Return is difficult to calculate because the vast ocean of social media is so complex that the tools to sort and analyze the data are not yet in existence. The overall impact is tough to isolate in the presence of so many moving pieces and the data is not readily available. It is evident that we are seeing a sharp rise in the number of tools, mainly in the form of SaaS (software as a service) platforms that provide data analysis across social platforms. The appearance of these tools reinforces the notion that there is a demand to quantify the impact social media has on a business. Unfortunately, a perfect measure for measuring ROI does not exist.


Asking the Wrong Question

If we look at what is not calculated in ROI we can discover that aiming for the ROI of social media initiatives is exhausting time and money to hit the bull’s eye of the wrong target. The target we should be aiming for is control of the relationship between the business and the customer.

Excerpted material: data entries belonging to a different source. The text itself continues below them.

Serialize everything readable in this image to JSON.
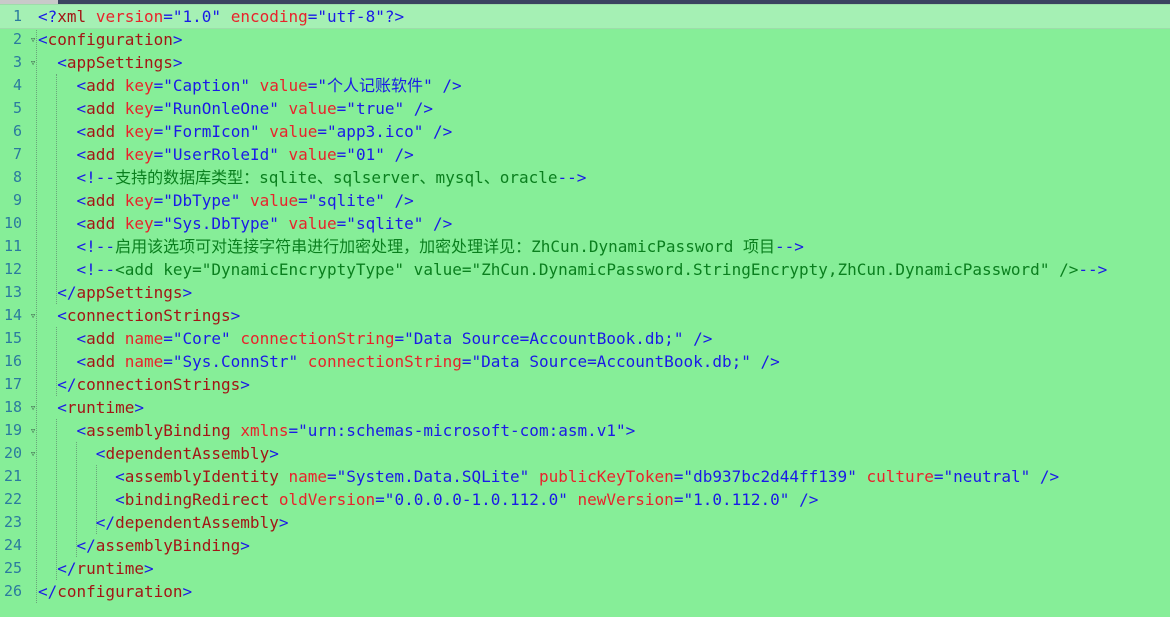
{
  "editor": {
    "language": "xml",
    "current_line": 1,
    "colors": {
      "background": "#86ee98",
      "line_number": "#2b7a9e",
      "delimiter": "#1a1ae6",
      "element": "#a31515",
      "attribute": "#e8232b",
      "attribute_value": "#1a1ae6",
      "comment": "#0a7f1e"
    },
    "lines": [
      {
        "n": "1",
        "tokens": [
          [
            "bl",
            "<?"
          ],
          [
            "br",
            "xml"
          ],
          [
            "tx",
            " "
          ],
          [
            "rd",
            "version"
          ],
          [
            "bl",
            "=\""
          ],
          [
            "vl",
            "1.0"
          ],
          [
            "bl",
            "\""
          ],
          [
            "tx",
            " "
          ],
          [
            "rd",
            "encoding"
          ],
          [
            "bl",
            "=\""
          ],
          [
            "vl",
            "utf-8"
          ],
          [
            "bl",
            "\"?>"
          ]
        ]
      },
      {
        "n": "2",
        "tokens": [
          [
            "bl",
            "<"
          ],
          [
            "br",
            "configuration"
          ],
          [
            "bl",
            ">"
          ]
        ]
      },
      {
        "n": "3",
        "tokens": [
          [
            "tx",
            "  "
          ],
          [
            "bl",
            "<"
          ],
          [
            "br",
            "appSettings"
          ],
          [
            "bl",
            ">"
          ]
        ]
      },
      {
        "n": "4",
        "tokens": [
          [
            "tx",
            "    "
          ],
          [
            "bl",
            "<"
          ],
          [
            "br",
            "add"
          ],
          [
            "tx",
            " "
          ],
          [
            "rd",
            "key"
          ],
          [
            "bl",
            "=\""
          ],
          [
            "vl",
            "Caption"
          ],
          [
            "bl",
            "\""
          ],
          [
            "tx",
            " "
          ],
          [
            "rd",
            "value"
          ],
          [
            "bl",
            "=\""
          ],
          [
            "vl",
            "个人记账软件"
          ],
          [
            "bl",
            "\""
          ],
          [
            "tx",
            " "
          ],
          [
            "bl",
            "/>"
          ]
        ]
      },
      {
        "n": "5",
        "tokens": [
          [
            "tx",
            "    "
          ],
          [
            "bl",
            "<"
          ],
          [
            "br",
            "add"
          ],
          [
            "tx",
            " "
          ],
          [
            "rd",
            "key"
          ],
          [
            "bl",
            "=\""
          ],
          [
            "vl",
            "RunOnleOne"
          ],
          [
            "bl",
            "\""
          ],
          [
            "tx",
            " "
          ],
          [
            "rd",
            "value"
          ],
          [
            "bl",
            "=\""
          ],
          [
            "vl",
            "true"
          ],
          [
            "bl",
            "\""
          ],
          [
            "tx",
            " "
          ],
          [
            "bl",
            "/>"
          ]
        ]
      },
      {
        "n": "6",
        "tokens": [
          [
            "tx",
            "    "
          ],
          [
            "bl",
            "<"
          ],
          [
            "br",
            "add"
          ],
          [
            "tx",
            " "
          ],
          [
            "rd",
            "key"
          ],
          [
            "bl",
            "=\""
          ],
          [
            "vl",
            "FormIcon"
          ],
          [
            "bl",
            "\""
          ],
          [
            "tx",
            " "
          ],
          [
            "rd",
            "value"
          ],
          [
            "bl",
            "=\""
          ],
          [
            "vl",
            "app3.ico"
          ],
          [
            "bl",
            "\""
          ],
          [
            "tx",
            " "
          ],
          [
            "bl",
            "/>"
          ]
        ]
      },
      {
        "n": "7",
        "tokens": [
          [
            "tx",
            "    "
          ],
          [
            "bl",
            "<"
          ],
          [
            "br",
            "add"
          ],
          [
            "tx",
            " "
          ],
          [
            "rd",
            "key"
          ],
          [
            "bl",
            "=\""
          ],
          [
            "vl",
            "UserRoleId"
          ],
          [
            "bl",
            "\""
          ],
          [
            "tx",
            " "
          ],
          [
            "rd",
            "value"
          ],
          [
            "bl",
            "=\""
          ],
          [
            "vl",
            "01"
          ],
          [
            "bl",
            "\""
          ],
          [
            "tx",
            " "
          ],
          [
            "bl",
            "/>"
          ]
        ]
      },
      {
        "n": "8",
        "tokens": [
          [
            "tx",
            "    "
          ],
          [
            "bl",
            "<!--"
          ],
          [
            "cm",
            "支持的数据库类型：sqlite、sqlserver、mysql、oracle"
          ],
          [
            "bl",
            "-->"
          ]
        ]
      },
      {
        "n": "9",
        "tokens": [
          [
            "tx",
            "    "
          ],
          [
            "bl",
            "<"
          ],
          [
            "br",
            "add"
          ],
          [
            "tx",
            " "
          ],
          [
            "rd",
            "key"
          ],
          [
            "bl",
            "=\""
          ],
          [
            "vl",
            "DbType"
          ],
          [
            "bl",
            "\""
          ],
          [
            "tx",
            " "
          ],
          [
            "rd",
            "value"
          ],
          [
            "bl",
            "=\""
          ],
          [
            "vl",
            "sqlite"
          ],
          [
            "bl",
            "\""
          ],
          [
            "tx",
            " "
          ],
          [
            "bl",
            "/>"
          ]
        ]
      },
      {
        "n": "10",
        "tokens": [
          [
            "tx",
            "    "
          ],
          [
            "bl",
            "<"
          ],
          [
            "br",
            "add"
          ],
          [
            "tx",
            " "
          ],
          [
            "rd",
            "key"
          ],
          [
            "bl",
            "=\""
          ],
          [
            "vl",
            "Sys.DbType"
          ],
          [
            "bl",
            "\""
          ],
          [
            "tx",
            " "
          ],
          [
            "rd",
            "value"
          ],
          [
            "bl",
            "=\""
          ],
          [
            "vl",
            "sqlite"
          ],
          [
            "bl",
            "\""
          ],
          [
            "tx",
            " "
          ],
          [
            "bl",
            "/>"
          ]
        ]
      },
      {
        "n": "11",
        "tokens": [
          [
            "tx",
            "    "
          ],
          [
            "bl",
            "<!--"
          ],
          [
            "cm",
            "启用该选项可对连接字符串进行加密处理，加密处理详见：ZhCun.DynamicPassword 项目"
          ],
          [
            "bl",
            "-->"
          ]
        ]
      },
      {
        "n": "12",
        "tokens": [
          [
            "tx",
            "    "
          ],
          [
            "bl",
            "<!--"
          ],
          [
            "cm",
            "<add key=\"DynamicEncryptyType\" value=\"ZhCun.DynamicPassword.StringEncrypty,ZhCun.DynamicPassword\" />"
          ],
          [
            "bl",
            "-->"
          ]
        ]
      },
      {
        "n": "13",
        "tokens": [
          [
            "tx",
            "  "
          ],
          [
            "bl",
            "</"
          ],
          [
            "br",
            "appSettings"
          ],
          [
            "bl",
            ">"
          ]
        ]
      },
      {
        "n": "14",
        "tokens": [
          [
            "tx",
            "  "
          ],
          [
            "bl",
            "<"
          ],
          [
            "br",
            "connectionStrings"
          ],
          [
            "bl",
            ">"
          ]
        ]
      },
      {
        "n": "15",
        "tokens": [
          [
            "tx",
            "    "
          ],
          [
            "bl",
            "<"
          ],
          [
            "br",
            "add"
          ],
          [
            "tx",
            " "
          ],
          [
            "rd",
            "name"
          ],
          [
            "bl",
            "=\""
          ],
          [
            "vl",
            "Core"
          ],
          [
            "bl",
            "\""
          ],
          [
            "tx",
            " "
          ],
          [
            "rd",
            "connectionString"
          ],
          [
            "bl",
            "=\""
          ],
          [
            "vl",
            "Data Source=AccountBook.db;"
          ],
          [
            "bl",
            "\""
          ],
          [
            "tx",
            " "
          ],
          [
            "bl",
            "/>"
          ]
        ]
      },
      {
        "n": "16",
        "tokens": [
          [
            "tx",
            "    "
          ],
          [
            "bl",
            "<"
          ],
          [
            "br",
            "add"
          ],
          [
            "tx",
            " "
          ],
          [
            "rd",
            "name"
          ],
          [
            "bl",
            "=\""
          ],
          [
            "vl",
            "Sys.ConnStr"
          ],
          [
            "bl",
            "\""
          ],
          [
            "tx",
            " "
          ],
          [
            "rd",
            "connectionString"
          ],
          [
            "bl",
            "=\""
          ],
          [
            "vl",
            "Data Source=AccountBook.db;"
          ],
          [
            "bl",
            "\""
          ],
          [
            "tx",
            " "
          ],
          [
            "bl",
            "/>"
          ]
        ]
      },
      {
        "n": "17",
        "tokens": [
          [
            "tx",
            "  "
          ],
          [
            "bl",
            "</"
          ],
          [
            "br",
            "connectionStrings"
          ],
          [
            "bl",
            ">"
          ]
        ]
      },
      {
        "n": "18",
        "tokens": [
          [
            "tx",
            "  "
          ],
          [
            "bl",
            "<"
          ],
          [
            "br",
            "runtime"
          ],
          [
            "bl",
            ">"
          ]
        ]
      },
      {
        "n": "19",
        "tokens": [
          [
            "tx",
            "    "
          ],
          [
            "bl",
            "<"
          ],
          [
            "br",
            "assemblyBinding"
          ],
          [
            "tx",
            " "
          ],
          [
            "rd",
            "xmlns"
          ],
          [
            "bl",
            "=\""
          ],
          [
            "vl",
            "urn:schemas-microsoft-com:asm.v1"
          ],
          [
            "bl",
            "\">"
          ]
        ]
      },
      {
        "n": "20",
        "tokens": [
          [
            "tx",
            "      "
          ],
          [
            "bl",
            "<"
          ],
          [
            "br",
            "dependentAssembly"
          ],
          [
            "bl",
            ">"
          ]
        ]
      },
      {
        "n": "21",
        "tokens": [
          [
            "tx",
            "        "
          ],
          [
            "bl",
            "<"
          ],
          [
            "br",
            "assemblyIdentity"
          ],
          [
            "tx",
            " "
          ],
          [
            "rd",
            "name"
          ],
          [
            "bl",
            "=\""
          ],
          [
            "vl",
            "System.Data.SQLite"
          ],
          [
            "bl",
            "\""
          ],
          [
            "tx",
            " "
          ],
          [
            "rd",
            "publicKeyToken"
          ],
          [
            "bl",
            "=\""
          ],
          [
            "vl",
            "db937bc2d44ff139"
          ],
          [
            "bl",
            "\""
          ],
          [
            "tx",
            " "
          ],
          [
            "rd",
            "culture"
          ],
          [
            "bl",
            "=\""
          ],
          [
            "vl",
            "neutral"
          ],
          [
            "bl",
            "\""
          ],
          [
            "tx",
            " "
          ],
          [
            "bl",
            "/>"
          ]
        ]
      },
      {
        "n": "22",
        "tokens": [
          [
            "tx",
            "        "
          ],
          [
            "bl",
            "<"
          ],
          [
            "br",
            "bindingRedirect"
          ],
          [
            "tx",
            " "
          ],
          [
            "rd",
            "oldVersion"
          ],
          [
            "bl",
            "=\""
          ],
          [
            "vl",
            "0.0.0.0-1.0.112.0"
          ],
          [
            "bl",
            "\""
          ],
          [
            "tx",
            " "
          ],
          [
            "rd",
            "newVersion"
          ],
          [
            "bl",
            "=\""
          ],
          [
            "vl",
            "1.0.112.0"
          ],
          [
            "bl",
            "\""
          ],
          [
            "tx",
            " "
          ],
          [
            "bl",
            "/>"
          ]
        ]
      },
      {
        "n": "23",
        "tokens": [
          [
            "tx",
            "      "
          ],
          [
            "bl",
            "</"
          ],
          [
            "br",
            "dependentAssembly"
          ],
          [
            "bl",
            ">"
          ]
        ]
      },
      {
        "n": "24",
        "tokens": [
          [
            "tx",
            "    "
          ],
          [
            "bl",
            "</"
          ],
          [
            "br",
            "assemblyBinding"
          ],
          [
            "bl",
            ">"
          ]
        ]
      },
      {
        "n": "25",
        "tokens": [
          [
            "tx",
            "  "
          ],
          [
            "bl",
            "</"
          ],
          [
            "br",
            "runtime"
          ],
          [
            "bl",
            ">"
          ]
        ]
      },
      {
        "n": "26",
        "tokens": [
          [
            "bl",
            "</"
          ],
          [
            "br",
            "configuration"
          ],
          [
            "bl",
            ">"
          ]
        ]
      }
    ],
    "fold_lines": [
      "2",
      "3",
      "14",
      "18",
      "19",
      "20"
    ]
  }
}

Social media is all about the relationship characterized by a two-way, human-to-human interaction that looks a lot like a customer service model. This relationship does not necessarily defy traditional measures of ROI but calculating its ROI could arguably be a waste of time.

Perhaps, we should shift our focus to hit the primary target and realize we do not need to look at social media in the same terms that we view other advertising mediums. I would not measure the ROI of the relationship between my barista and I. It is apparent that I receive x amount of benefit from having a good relationship, but it would be ridiculous to think of this in terms of ROI. When it comes down to it, the point of social media is to build relationships, which may monetize at some point in the future.


Focus on Relationships   

What happens when we just ignore ROI for a second and direct our focus to controlling the relationship?  Social media is becoming an established meeting place where relationships are constructed and maintained between customers and businesses. What happens when we fail to leverage these platforms? I’m reminded of the companies that invested in functional websites early in the internet age. At the time, there wasn’t a justifiable rationale for making the investment, but when the market caught up, they found themselves positioned advantageously compared to their competitors. Humans, by nature, are social beings and social media is about being social. Those businesses that socialize with a customer base will reap the benefits that good relationships always bring. Failure to leverage social media will start to be a characterizing quality of businesses that fail. Furthermore, it will result in missing out on vital conversations and opportunities.


The Conversation

Conversations are happening right now about you, your competitors, and your industry. Conversations across social media represent word-of-mouth in digital form. Word-of-mouth is arguably the most powerful determinant of a consumer’s decision to buy. When choosing restaurants, dry cleaning shops, and pet groomers, we rely heavily on word-of-mouth. The companies that start listening and responding on social media will build the strongest relationships. On what other medium can you create, control, and leverage the conversation on such a large scale?


Bottom Line

Even though placing focus on relationships is not as cut-and-dry as calculating ROI, it simplifies the world of social media a bit. At least we know where to aim. If you are not investing in social media because there is not a clear way to calculate ROI, you might be missing out. Social media strengthens the relationship between the brand and the customer. Giving up on social media because you do not see measurable results in the form of ROI, or waiting to invest in it until you can calculate ROI can be a mistake that is not worth making.